Appiah, professeur de philosophie à New York, sait que certains sujets sont importants : il a fait carrière en étudiant des concepts comme la noirceur et l'homosexualité, des étiquettes sociales qui nous guident à travers la diversité insaisissable de l'humanité - mais il tient à nous faire savoir que la plupart d'entre eux ne sont que purs absurdité.  

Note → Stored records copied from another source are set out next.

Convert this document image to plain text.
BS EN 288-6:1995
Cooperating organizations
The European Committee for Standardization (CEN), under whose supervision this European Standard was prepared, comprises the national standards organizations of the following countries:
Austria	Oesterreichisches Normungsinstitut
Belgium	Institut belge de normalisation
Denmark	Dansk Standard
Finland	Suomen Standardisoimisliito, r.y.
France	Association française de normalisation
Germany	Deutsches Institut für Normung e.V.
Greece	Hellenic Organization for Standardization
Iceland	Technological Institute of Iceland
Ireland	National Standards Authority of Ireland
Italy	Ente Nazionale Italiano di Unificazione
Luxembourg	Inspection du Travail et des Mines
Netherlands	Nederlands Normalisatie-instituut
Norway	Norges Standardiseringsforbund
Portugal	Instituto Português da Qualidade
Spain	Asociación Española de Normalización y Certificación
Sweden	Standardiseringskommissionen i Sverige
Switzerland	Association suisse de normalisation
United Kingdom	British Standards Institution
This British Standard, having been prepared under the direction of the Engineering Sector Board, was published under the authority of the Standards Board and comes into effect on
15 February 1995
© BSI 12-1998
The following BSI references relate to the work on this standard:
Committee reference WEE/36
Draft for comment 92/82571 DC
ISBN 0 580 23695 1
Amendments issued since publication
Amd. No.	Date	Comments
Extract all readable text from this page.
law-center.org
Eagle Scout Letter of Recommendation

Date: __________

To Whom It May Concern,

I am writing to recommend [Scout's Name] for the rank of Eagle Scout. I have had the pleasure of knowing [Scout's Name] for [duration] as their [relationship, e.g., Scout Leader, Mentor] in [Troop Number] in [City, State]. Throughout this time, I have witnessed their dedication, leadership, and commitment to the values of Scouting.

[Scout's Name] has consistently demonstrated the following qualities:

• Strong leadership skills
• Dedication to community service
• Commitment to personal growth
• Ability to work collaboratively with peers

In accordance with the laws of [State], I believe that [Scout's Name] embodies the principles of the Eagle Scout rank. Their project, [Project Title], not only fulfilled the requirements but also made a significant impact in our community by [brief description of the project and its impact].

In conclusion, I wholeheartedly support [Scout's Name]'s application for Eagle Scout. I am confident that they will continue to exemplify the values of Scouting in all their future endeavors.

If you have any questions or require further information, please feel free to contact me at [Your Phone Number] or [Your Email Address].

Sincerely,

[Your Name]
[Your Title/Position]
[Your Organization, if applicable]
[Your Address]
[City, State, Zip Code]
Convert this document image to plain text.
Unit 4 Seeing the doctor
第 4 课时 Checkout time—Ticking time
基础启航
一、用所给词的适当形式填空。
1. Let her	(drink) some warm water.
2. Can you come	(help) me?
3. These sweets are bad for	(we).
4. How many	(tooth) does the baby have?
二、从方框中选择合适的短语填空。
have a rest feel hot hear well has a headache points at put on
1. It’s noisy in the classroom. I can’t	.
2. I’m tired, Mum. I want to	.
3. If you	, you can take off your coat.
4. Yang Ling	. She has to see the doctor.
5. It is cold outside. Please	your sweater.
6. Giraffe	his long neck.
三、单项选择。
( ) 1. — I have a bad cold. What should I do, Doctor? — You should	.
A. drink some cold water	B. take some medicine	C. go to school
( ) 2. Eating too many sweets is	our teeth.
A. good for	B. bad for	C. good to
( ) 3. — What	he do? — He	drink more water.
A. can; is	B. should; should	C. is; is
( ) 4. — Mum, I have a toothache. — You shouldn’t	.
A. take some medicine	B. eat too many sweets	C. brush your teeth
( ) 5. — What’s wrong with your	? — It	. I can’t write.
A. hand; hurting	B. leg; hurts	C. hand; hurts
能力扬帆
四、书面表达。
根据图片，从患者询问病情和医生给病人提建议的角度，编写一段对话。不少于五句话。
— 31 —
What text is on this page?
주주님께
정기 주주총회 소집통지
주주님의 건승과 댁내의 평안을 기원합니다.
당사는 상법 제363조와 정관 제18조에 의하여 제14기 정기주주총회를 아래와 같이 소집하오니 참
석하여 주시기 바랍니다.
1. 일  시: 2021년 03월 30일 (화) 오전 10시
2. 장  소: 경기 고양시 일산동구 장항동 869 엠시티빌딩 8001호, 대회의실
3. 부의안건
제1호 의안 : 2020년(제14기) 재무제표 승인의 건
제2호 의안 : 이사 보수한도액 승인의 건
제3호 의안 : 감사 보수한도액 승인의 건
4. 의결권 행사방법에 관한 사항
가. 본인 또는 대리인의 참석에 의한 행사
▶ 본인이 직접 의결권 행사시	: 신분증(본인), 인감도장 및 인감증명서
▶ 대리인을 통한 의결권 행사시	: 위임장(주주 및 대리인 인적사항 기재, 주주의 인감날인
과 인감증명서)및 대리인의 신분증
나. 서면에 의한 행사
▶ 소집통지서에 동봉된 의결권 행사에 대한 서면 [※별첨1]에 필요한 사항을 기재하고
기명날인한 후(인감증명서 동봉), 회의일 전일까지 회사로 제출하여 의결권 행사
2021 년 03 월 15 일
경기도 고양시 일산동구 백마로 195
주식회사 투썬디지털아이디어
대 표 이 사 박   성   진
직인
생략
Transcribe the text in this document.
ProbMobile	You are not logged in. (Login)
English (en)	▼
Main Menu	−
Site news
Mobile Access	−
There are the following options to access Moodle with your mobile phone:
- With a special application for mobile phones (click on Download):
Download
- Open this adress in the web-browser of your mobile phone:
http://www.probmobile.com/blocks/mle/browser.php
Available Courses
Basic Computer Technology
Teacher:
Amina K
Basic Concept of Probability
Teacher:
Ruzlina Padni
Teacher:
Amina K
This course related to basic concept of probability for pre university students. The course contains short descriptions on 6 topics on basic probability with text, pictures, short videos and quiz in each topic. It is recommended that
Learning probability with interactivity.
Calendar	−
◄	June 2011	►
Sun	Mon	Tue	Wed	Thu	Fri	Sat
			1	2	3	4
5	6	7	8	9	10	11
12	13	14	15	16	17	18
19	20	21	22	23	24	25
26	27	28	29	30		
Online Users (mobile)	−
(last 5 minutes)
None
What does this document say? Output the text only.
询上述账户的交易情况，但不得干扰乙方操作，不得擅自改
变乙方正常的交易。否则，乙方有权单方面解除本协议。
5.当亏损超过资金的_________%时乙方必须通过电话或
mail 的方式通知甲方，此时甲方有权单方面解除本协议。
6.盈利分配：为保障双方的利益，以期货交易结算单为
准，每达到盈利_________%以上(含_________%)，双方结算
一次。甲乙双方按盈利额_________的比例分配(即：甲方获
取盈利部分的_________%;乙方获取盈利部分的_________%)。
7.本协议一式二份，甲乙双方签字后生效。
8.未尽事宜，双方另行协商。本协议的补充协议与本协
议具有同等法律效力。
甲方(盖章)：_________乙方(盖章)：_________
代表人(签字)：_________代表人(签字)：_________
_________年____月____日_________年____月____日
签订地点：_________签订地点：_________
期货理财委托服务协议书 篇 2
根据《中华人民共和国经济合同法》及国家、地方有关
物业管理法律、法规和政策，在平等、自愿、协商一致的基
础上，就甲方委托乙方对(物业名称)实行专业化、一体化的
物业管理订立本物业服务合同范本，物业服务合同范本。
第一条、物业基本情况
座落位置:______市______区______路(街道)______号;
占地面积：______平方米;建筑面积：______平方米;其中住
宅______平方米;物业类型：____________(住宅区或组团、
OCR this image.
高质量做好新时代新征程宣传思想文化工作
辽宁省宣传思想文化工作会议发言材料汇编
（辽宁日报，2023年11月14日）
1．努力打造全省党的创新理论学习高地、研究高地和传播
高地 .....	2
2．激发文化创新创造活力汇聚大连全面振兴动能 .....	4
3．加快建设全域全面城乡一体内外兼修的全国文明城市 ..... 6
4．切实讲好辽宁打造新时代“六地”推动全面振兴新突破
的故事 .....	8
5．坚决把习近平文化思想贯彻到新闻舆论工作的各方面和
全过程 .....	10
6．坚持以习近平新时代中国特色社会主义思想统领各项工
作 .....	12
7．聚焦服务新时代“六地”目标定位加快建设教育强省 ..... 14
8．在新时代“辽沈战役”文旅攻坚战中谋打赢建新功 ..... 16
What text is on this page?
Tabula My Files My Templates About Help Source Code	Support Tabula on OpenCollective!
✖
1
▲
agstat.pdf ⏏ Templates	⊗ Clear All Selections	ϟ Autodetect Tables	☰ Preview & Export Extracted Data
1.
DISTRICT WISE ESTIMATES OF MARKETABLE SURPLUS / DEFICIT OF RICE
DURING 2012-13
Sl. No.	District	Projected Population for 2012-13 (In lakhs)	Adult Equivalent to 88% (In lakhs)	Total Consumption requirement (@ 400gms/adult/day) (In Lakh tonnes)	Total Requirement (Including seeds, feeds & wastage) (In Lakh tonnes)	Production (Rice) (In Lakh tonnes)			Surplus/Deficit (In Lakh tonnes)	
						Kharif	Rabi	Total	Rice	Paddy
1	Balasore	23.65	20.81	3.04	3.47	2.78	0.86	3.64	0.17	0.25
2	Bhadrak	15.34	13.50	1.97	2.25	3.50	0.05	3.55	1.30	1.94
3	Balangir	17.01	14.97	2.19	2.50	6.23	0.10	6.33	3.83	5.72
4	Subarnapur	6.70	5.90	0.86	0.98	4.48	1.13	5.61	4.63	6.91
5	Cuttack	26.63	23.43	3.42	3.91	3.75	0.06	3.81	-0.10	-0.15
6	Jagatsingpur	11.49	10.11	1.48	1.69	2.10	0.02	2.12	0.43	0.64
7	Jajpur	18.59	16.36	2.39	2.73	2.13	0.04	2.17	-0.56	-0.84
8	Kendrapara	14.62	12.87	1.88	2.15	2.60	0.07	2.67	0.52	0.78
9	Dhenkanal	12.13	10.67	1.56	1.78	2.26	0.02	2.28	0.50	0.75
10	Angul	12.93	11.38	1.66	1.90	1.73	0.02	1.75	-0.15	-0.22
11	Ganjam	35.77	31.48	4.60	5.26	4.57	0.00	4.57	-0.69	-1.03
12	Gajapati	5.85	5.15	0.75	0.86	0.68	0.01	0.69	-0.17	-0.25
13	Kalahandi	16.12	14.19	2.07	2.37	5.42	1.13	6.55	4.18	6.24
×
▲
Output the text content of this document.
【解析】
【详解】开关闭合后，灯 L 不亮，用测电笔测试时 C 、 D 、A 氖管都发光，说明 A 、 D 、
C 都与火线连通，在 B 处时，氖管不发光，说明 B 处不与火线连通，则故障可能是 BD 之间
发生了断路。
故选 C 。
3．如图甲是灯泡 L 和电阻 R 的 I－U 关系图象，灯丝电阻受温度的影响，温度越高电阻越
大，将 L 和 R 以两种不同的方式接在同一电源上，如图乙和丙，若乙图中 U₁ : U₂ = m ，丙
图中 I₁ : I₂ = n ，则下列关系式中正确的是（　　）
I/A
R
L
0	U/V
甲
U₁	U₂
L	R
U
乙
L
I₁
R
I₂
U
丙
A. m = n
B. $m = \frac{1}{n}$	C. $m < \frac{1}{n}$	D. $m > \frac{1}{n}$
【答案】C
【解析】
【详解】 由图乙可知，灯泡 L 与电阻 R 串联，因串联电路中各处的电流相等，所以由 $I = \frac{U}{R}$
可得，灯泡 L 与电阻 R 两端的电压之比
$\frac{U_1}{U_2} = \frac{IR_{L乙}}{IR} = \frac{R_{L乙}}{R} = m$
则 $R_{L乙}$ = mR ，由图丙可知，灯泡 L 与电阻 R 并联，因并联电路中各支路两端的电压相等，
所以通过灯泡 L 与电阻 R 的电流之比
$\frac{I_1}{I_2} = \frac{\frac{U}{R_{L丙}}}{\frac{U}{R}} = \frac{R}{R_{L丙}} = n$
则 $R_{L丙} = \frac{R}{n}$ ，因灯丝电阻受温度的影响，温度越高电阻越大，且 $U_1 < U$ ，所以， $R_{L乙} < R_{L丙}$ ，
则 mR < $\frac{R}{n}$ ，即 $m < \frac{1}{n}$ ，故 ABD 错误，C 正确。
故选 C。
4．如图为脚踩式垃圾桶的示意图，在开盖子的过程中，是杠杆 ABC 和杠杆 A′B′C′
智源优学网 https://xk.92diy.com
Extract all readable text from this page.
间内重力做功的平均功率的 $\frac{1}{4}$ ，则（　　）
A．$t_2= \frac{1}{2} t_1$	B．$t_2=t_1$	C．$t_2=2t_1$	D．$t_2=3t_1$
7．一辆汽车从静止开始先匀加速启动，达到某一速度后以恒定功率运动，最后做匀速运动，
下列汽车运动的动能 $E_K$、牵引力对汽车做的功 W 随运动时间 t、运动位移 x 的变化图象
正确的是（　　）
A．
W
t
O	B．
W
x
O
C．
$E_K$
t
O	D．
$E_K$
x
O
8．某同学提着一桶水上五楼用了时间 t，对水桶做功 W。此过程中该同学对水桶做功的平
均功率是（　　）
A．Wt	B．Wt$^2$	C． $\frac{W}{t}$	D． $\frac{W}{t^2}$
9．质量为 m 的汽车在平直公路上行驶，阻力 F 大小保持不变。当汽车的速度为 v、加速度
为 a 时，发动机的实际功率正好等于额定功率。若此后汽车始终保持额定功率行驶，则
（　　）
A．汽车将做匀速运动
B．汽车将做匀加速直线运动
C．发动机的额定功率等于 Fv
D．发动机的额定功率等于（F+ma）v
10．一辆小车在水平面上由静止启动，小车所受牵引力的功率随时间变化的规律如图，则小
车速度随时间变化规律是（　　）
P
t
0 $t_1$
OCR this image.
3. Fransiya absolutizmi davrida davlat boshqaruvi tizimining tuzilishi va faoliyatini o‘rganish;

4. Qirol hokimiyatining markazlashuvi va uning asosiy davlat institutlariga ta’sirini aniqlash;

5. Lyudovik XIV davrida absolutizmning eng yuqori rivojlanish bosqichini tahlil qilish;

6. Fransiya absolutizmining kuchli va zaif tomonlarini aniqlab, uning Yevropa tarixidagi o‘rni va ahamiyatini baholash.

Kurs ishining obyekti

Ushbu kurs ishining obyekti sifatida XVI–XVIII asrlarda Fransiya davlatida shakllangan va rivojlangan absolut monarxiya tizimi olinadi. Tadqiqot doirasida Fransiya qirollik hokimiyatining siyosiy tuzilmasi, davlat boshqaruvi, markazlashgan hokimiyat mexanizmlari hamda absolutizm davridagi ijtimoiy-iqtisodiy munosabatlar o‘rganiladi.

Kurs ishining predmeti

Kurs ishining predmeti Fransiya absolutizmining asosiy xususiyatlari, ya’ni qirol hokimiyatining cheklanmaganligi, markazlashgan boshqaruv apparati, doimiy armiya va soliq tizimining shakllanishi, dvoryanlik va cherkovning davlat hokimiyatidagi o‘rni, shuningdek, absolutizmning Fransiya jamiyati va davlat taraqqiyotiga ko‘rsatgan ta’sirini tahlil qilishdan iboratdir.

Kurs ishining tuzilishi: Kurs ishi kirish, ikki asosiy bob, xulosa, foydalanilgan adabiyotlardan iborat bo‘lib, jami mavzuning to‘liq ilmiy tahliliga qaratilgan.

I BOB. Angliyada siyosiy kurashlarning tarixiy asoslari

Prenons la course. Thomas Jefferson, souvent présenté comme le penseur américain le plus éclairé, pensait que les Noirs sentaient plus que les Blancs, avaient besoin de moins de sommeil et, tout en ayant de bons souvenirs, ne maîtrisaient pas la géométrie. Aujourd'hui, personne ne peut considérer comme éclairée une vue aussi insensée et scandaleuse ; mais, on le sait, c'était le produit d'une époque où les colonialistes blancs colportaient l'idée d'une race inférieure pour justifier l'exploitation massive de l'esclavage. 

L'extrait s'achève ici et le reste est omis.